At any given time, there are more people needing organ donations than there are available organs. Those hoping for a kidney transplant, for example, might have to wait for three to five years. But in the future, those life-saving organs may come from an unexpected source—not a human donor, but a pig.
According to Smithsonian, researchers in China have achieved what’s believed to be the first partially human organ grown inside of another species. The results, published in the journal Cell Stem Cell, came after scientists turned off genes in pig embryos responsible for their own kidney development. Modified human stem cells were then introduced into roughly 1800 embryos, which were transferred to 13 surrogates. After 28 days, five embryos had grown kidneys that were up to 65 percent human cells.
“It took us five years,” senior study author Miguel Esteban told CNN. “We modified the pig genetically to create a space for the human cells to grow with less competition from pig cells, and we also modified the human cells to make them survive in an environment that was not their natural one.”
While the findings are promising, a number of obstacles remain. A kidney intended for a human cannot contain any pig cells; a human-pig hybrid kidney would be rejected by the human body and not be viable. There are also a variety of kidney cell types; the study worked with only two of them.
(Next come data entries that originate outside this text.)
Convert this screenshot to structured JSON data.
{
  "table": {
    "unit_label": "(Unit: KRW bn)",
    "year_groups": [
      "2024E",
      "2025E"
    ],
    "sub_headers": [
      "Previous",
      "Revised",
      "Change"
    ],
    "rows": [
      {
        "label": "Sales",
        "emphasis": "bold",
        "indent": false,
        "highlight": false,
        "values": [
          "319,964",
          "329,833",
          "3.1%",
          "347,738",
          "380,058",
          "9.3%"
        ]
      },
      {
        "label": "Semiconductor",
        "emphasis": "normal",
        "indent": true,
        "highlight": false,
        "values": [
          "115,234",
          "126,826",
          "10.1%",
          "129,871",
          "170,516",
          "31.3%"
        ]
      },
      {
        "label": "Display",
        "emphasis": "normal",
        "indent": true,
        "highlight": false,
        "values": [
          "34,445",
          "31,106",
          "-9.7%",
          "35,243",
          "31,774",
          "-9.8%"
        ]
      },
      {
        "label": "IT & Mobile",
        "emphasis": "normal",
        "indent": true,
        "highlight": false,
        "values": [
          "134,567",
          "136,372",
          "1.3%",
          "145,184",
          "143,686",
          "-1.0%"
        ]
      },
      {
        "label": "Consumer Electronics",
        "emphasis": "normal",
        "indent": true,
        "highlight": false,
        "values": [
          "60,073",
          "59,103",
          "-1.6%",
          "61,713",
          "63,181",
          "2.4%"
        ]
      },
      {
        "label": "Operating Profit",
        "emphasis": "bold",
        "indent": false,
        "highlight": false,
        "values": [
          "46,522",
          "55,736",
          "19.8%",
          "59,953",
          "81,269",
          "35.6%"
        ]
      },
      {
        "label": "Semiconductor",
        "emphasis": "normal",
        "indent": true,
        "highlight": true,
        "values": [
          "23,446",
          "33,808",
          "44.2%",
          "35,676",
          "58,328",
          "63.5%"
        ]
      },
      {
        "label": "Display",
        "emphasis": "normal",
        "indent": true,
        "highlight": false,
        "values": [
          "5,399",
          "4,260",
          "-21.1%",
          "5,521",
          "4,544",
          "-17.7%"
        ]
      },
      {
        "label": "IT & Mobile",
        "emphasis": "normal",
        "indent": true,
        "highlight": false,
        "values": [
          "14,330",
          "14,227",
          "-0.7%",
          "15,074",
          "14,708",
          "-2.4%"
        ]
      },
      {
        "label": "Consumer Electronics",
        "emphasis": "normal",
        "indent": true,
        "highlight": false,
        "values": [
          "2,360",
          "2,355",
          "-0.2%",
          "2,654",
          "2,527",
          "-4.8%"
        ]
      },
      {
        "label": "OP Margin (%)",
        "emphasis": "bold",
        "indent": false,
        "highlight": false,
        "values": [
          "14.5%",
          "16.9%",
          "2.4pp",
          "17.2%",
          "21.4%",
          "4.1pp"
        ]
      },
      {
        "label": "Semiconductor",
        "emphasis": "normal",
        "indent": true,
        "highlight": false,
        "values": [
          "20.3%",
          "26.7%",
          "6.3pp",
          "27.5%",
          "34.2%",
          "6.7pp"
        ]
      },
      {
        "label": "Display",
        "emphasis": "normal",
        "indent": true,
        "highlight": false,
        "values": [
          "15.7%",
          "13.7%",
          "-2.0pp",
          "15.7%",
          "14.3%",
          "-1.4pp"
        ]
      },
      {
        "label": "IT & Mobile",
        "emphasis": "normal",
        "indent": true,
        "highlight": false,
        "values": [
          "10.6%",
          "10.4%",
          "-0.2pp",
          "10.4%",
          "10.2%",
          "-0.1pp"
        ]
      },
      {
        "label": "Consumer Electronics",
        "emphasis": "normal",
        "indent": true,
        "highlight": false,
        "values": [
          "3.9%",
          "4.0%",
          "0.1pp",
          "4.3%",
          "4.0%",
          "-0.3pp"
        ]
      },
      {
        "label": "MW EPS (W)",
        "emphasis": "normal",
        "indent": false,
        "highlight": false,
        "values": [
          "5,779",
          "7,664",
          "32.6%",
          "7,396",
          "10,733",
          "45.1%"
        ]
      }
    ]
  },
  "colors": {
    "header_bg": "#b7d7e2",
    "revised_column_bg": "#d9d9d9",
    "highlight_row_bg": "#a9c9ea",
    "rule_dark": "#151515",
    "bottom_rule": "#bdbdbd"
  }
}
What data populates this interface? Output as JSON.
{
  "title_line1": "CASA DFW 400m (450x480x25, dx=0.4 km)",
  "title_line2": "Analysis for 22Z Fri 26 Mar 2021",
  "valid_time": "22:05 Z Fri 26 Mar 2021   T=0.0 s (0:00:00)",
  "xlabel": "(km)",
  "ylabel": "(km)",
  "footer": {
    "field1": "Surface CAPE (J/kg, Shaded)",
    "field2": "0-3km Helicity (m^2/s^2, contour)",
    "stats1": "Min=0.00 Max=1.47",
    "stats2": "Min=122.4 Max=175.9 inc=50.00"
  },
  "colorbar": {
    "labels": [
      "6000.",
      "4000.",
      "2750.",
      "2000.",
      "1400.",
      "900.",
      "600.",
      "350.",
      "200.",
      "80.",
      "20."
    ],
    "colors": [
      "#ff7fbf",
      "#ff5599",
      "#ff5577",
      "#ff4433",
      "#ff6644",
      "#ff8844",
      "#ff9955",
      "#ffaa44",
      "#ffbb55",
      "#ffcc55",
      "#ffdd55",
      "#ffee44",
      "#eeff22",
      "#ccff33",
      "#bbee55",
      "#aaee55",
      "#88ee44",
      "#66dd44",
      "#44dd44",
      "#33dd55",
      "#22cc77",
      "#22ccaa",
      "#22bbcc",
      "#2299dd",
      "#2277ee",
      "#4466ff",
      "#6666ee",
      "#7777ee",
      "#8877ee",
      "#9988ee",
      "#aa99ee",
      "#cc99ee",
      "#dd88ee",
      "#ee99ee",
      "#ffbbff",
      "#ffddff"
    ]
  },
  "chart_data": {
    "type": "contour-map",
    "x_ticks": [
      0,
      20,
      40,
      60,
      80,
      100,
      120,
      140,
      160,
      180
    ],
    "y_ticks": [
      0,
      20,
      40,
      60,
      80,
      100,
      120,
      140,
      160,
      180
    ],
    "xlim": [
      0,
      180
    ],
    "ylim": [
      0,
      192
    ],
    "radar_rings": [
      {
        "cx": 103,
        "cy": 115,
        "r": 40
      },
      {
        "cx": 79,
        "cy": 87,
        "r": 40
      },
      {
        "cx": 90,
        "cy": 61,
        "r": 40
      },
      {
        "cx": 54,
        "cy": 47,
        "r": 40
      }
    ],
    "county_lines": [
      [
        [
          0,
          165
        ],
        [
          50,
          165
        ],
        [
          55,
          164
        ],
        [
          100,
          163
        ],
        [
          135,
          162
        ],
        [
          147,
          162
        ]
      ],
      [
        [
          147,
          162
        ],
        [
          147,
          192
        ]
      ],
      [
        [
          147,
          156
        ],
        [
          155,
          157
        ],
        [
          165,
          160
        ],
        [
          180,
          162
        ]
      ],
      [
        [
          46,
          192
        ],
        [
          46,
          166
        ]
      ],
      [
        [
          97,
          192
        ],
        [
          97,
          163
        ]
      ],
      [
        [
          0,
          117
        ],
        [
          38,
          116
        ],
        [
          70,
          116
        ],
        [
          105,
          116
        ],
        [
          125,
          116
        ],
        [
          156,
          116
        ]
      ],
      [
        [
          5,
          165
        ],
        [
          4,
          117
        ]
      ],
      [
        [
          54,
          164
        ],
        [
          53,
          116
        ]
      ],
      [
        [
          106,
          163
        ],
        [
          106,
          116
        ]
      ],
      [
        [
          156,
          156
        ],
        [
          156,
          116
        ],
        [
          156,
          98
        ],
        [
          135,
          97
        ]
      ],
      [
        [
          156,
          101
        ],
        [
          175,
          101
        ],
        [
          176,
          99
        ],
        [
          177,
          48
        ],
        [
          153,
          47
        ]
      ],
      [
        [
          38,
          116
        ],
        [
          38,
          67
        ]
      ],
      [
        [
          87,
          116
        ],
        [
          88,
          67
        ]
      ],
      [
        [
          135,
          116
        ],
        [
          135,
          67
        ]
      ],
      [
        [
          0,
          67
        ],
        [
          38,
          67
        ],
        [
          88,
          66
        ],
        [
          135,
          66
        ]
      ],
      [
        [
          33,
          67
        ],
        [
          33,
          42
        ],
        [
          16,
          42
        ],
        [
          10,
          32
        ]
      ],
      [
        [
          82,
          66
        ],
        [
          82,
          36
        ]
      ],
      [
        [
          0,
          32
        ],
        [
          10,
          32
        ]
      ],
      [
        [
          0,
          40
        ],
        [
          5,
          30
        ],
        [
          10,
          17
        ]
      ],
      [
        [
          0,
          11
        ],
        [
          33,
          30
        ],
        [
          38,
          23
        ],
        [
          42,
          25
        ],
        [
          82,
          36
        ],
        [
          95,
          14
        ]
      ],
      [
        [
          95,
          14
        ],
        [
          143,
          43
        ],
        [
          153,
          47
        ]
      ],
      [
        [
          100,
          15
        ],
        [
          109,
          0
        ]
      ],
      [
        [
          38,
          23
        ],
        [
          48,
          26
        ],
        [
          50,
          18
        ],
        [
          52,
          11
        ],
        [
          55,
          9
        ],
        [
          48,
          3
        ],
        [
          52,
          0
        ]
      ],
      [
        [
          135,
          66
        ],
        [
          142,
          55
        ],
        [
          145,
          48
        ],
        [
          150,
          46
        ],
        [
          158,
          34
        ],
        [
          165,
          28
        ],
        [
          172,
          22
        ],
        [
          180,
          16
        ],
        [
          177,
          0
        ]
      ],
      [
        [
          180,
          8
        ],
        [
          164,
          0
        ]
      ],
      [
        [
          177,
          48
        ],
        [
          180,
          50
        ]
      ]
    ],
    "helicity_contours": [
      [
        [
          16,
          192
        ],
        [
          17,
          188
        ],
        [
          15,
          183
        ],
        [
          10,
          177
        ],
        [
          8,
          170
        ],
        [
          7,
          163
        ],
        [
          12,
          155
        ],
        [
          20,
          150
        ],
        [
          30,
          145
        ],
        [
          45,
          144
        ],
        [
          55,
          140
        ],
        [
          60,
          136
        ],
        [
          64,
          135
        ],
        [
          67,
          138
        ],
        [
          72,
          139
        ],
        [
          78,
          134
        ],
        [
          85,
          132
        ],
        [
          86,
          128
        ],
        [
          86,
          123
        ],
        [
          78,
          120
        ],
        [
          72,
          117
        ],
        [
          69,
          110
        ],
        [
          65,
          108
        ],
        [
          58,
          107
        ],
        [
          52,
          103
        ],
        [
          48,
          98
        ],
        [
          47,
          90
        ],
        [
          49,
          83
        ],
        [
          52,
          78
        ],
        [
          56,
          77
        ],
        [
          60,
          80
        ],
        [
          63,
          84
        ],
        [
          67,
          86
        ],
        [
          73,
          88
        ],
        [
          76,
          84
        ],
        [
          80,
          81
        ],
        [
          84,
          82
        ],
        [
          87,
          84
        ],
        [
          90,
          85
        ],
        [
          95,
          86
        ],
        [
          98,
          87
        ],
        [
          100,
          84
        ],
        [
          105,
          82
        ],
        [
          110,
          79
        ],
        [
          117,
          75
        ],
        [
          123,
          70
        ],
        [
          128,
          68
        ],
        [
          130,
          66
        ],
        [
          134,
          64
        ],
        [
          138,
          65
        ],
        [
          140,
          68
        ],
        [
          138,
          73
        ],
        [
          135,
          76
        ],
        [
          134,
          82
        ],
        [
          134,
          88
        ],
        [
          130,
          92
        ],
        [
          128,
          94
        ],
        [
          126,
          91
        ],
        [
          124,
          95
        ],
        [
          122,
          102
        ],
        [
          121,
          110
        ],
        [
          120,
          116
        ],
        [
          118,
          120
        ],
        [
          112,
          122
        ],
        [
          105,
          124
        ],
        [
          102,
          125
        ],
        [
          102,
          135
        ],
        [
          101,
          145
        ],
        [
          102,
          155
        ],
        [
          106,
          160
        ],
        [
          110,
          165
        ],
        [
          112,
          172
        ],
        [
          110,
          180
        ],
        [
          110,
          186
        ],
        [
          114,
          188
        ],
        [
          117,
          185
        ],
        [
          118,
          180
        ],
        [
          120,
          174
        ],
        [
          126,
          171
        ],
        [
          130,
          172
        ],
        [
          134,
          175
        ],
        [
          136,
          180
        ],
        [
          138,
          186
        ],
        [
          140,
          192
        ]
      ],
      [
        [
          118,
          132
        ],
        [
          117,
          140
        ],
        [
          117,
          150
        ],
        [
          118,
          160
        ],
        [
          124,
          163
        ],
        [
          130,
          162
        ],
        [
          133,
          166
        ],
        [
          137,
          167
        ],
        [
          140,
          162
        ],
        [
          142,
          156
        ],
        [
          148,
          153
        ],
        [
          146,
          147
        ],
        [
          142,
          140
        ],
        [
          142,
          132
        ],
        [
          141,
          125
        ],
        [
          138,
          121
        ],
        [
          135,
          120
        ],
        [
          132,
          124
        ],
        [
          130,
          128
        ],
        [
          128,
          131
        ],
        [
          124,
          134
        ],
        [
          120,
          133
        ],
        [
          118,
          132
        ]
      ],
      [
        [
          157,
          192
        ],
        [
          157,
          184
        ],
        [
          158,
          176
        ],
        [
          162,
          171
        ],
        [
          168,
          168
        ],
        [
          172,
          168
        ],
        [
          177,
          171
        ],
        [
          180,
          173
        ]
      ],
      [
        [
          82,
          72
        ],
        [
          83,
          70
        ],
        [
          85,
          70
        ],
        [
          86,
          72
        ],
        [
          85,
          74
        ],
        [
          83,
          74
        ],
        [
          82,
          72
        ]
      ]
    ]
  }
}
The advancement of such practices also present ethical quandaries. Some human cells were found in the brain tissue of the pig embryos, which introduces potential to disrupt the animal’s behavior. There’s also the possibility that even sperm or eggs could develop with a combination of human and animal genes.
Still, the process of utilizing non-human organs or vessels remains a focus of research. Earlier this year, surgeons were able to transplant genetically modified pig kidneys into two brain-dead human patients and observed the kidneys functioning.
Someday, scientists hope to build “custom” transplantable organs from patients’ own cells, reducing the need for immuno-suppressing drugs (which come with their own health issues). Such practices are years or decades away, but they’re closer to becoming a reality.